A header by Jonathan Woodgate four minutes into the extended session provided the margin of victory for Tottenham over Chelsea in Sunday’s Worthless Cup Final, and the Telegraph’s Henry Winter can barely believe the losers mounted such a feeble challenge, writing “it is hard to believe Nicolas Anelka joined from Bolton simply to mark Alan Hutton.”

To Woodgate the spoils, to Avram Grant the brickbats. Like a profligate heir, Grant has now squandered half the family silver he inherited from Jose Mourinho. Like a startled fawn, Chelsea’s manager failed to react when the team cried out for guidance, for inspiration. Steve Clarke delivered the rallying cry before extra-time. Grant listened.

A manager who never lost a cup final in England, Mourinho would have raged against the dying of the light, exhorting his players to find something extra, enacting one of his substitute master-strokes to vary Chelsea’s danger. The Blues’ huge army of support, who became so used to trophies under Mourinho, deserve better than Grant.

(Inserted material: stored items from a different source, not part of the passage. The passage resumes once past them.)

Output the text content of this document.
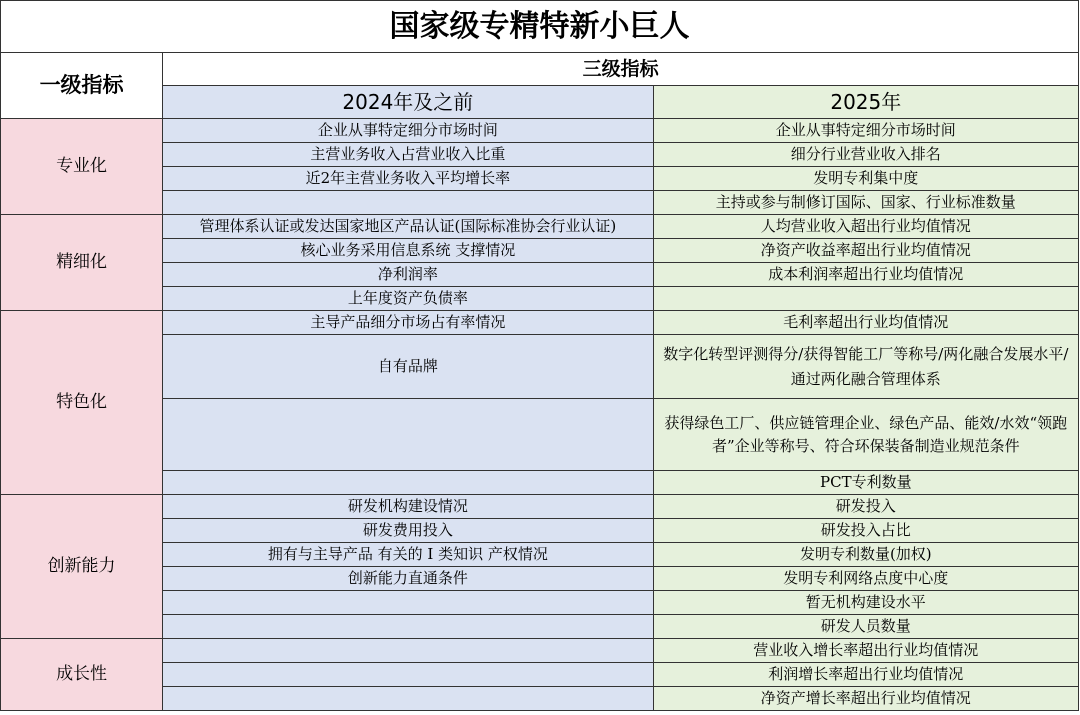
国家级专精特新小巨人		
一级指标	三级指标	
	2024年及之前	2025年
专业化	企业从事特定细分市场时间	企业从事特定细分市场时间
	主营业务收入占营业收入比重	细分行业营业收入排名
	近2年主营业务收入平均增长率	发明专利集中度
		主持或参与制修订国际、国家、行业标准数量
精细化	管理体系认证或发达国家地区产品认证(国际标准协会行业认证)	人均营业收入超出行业均值情况
	核心业务采用信息系统 支撑情况	净资产收益率超出行业均值情况
	净利润率	成本利润率超出行业均值情况
	上年度资产负债率	
特色化	主导产品细分市场占有率情况	毛利率超出行业均值情况
	自有品牌	数字化转型评测得分/获得智能工厂等称号/两化融合发展水平/通过两化融合管理体系
		获得绿色工厂、供应链管理企业、绿色产品、能效/水效“领跑者”企业等称号、符合环保装备制造业规范条件
		PCT专利数量
创新能力	研发机构建设情况	研发投入
	研发费用投入	研发投入占比
	拥有与主导产品 有关的 I 类知识 产权情况	发明专利数量(加权)
	创新能力直通条件	发明专利网络点度中心度
		暂无机构建设水平
		研发人员数量
成长性		营业收入增长率超出行业均值情况
		利润增长率超出行业均值情况
		净资产增长率超出行业均值情况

An authority figure? No chance. When Michael Ballack, Didier Drogba, Petr Cech and John Terry lost it with the excellent referee, Mark Halsey, at the final whistle, Grant froze again.

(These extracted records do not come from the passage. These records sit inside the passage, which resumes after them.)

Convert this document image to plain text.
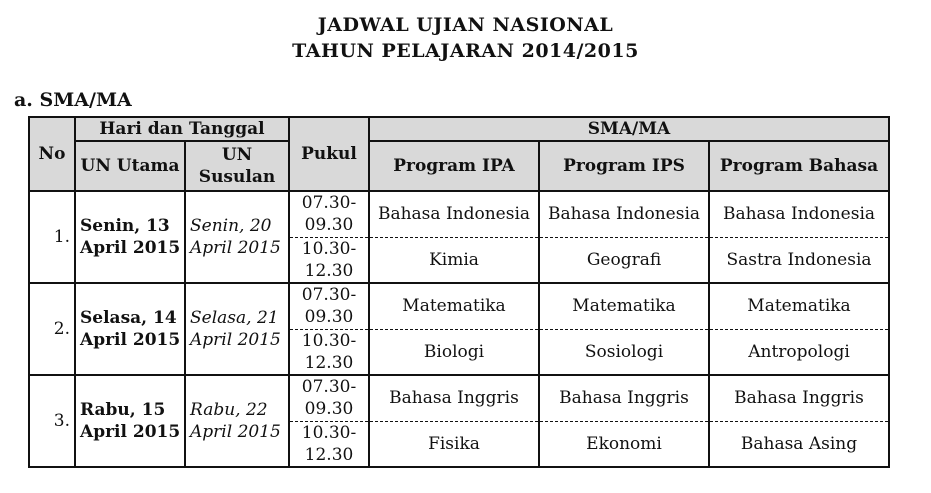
JADWAL UJIAN NASIONAL
TAHUN PELAJARAN 2014/2015
a. SMA/MA
No	Hari dan Tanggal		Pukul	SMA/MA		
	UN Utama	UN Susulan		Program IPA	Program IPS	Program Bahasa
1.	Senin, 13 April 2015	Senin, 20 April 2015	07.30-09.30	Bahasa Indonesia	Bahasa Indonesia	Bahasa Indonesia
			10.30-12.30	Kimia	Geografi	Sastra Indonesia
2.	Selasa, 14 April 2015	Selasa, 21 April 2015	07.30-09.30	Matematika	Matematika	Matematika
			10.30-12.30	Biologi	Sosiologi	Antropologi
3.	Rabu, 15 April 2015	Rabu, 22 April 2015	07.30-09.30	Bahasa Inggris	Bahasa Inggris	Bahasa Inggris
			10.30-12.30	Fisika	Ekonomi	Bahasa Asing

Only a timely run from his assistant, Henk Ten Cate, defused the tension. For all the recent eulogies to Grant about his being a high-class manager, even a worthy successor to Mourinho, the Far-From-Special One has faltered when the pressure has been most intense. Grant’s decision to start Frank Lampard ahead of the fitter Michael Ballack certainly backfired. Lampard is a magnificent thoroughbred, but he needed a few more runs on the gallops before such a demanding race as this.

With the quality of personnel at his disposal, Grant should be reaching finals. So he has failed his first big test. He was also asked by Roman Abramovich to make Chelsea more entertaining but there is a joylessness about Grant’s teams, a machine-like quality that will never endear Chelsea to neutrals or purists.